Research findings advance science only if they are significant, reliable and reproducible. Scientists and journals must publish robust data in a way that renders it optimally reproducible. Reproducibility has to be incentivized and supported by the research infrastructure but without dampening innovation.
In collaboration with the University of Washington (UW) and Berkeley, and under the sponsorship of the Moore and Sloan foundations, NYU is working on a new initiative to 'harness the potential of data scientists and big data'. As part of this initiative, we aim to increase awareness of sharing, preservation, provenance, and reproducibility best practices across UW, NYU, Berkeley campuses and encourage their adoption.

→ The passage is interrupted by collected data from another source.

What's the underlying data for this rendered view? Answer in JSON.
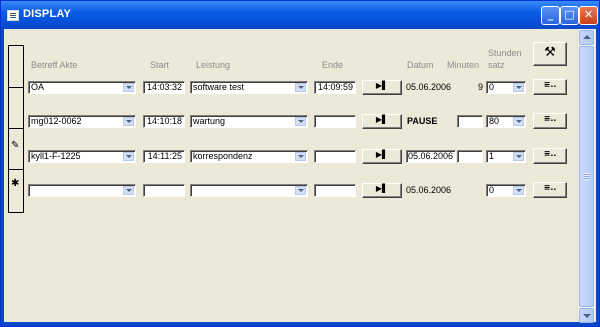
{
  "window": {
    "title": "DISPLAY"
  },
  "headers": {
    "betreff_akte": "Betreff Akte",
    "start": "Start",
    "leistung": "Leistung",
    "ende": "Ende",
    "datum": "Datum",
    "minuten": "Minuten",
    "stundensatz_line1": "Stunden",
    "stundensatz_line2": "satz"
  },
  "rows": [
    {
      "akte": "OA",
      "start": "14:03:32",
      "leistung": "software test",
      "ende": "14:09:59",
      "datum": "05.06.2006",
      "minuten": "9",
      "satz": "0",
      "selector": ""
    },
    {
      "akte": "mg012-0062",
      "start": "14:10:18",
      "leistung": "wartung",
      "ende": "",
      "datum": "PAUSE",
      "minuten": "",
      "satz": "80",
      "selector": "✎"
    },
    {
      "akte": "kyll1-F-1225",
      "start": "14:11:25",
      "leistung": "korrespondenz",
      "ende": "",
      "datum": "05.06.2006",
      "minuten": "",
      "satz": "1",
      "selector": ""
    },
    {
      "akte": "",
      "start": "",
      "leistung": "",
      "ende": "",
      "datum": "05.06.2006",
      "minuten": "",
      "satz": "0",
      "selector": "✱"
    }
  ],
  "icons": {
    "tools": "hammer-icon",
    "play": "play-pause-icon",
    "details": "details-icon"
  }
}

Research at Duke University in genomics that involved fighting cancer by looking for gene patterns that would determine which drugs would best attack a particular cancer (no more trial-and-error treatment, considered a breakthrough). This research turned out to be wrong, due to flaws in the research (found by statisticians); if the research was reproducible, errors could have been found earlier and the patients could have continued their treatment.
NY article discussing the issues with scientific reproducibility: "Why? One simple answer is that it takes a lot of time to look back over other scientists’ work and replicate their experiments. Scientists are busy people, scrambling to get grants and tenure. As a result, papers that attract harsh criticism may nonetheless escape the careful scrutiny required if they are to be refuted."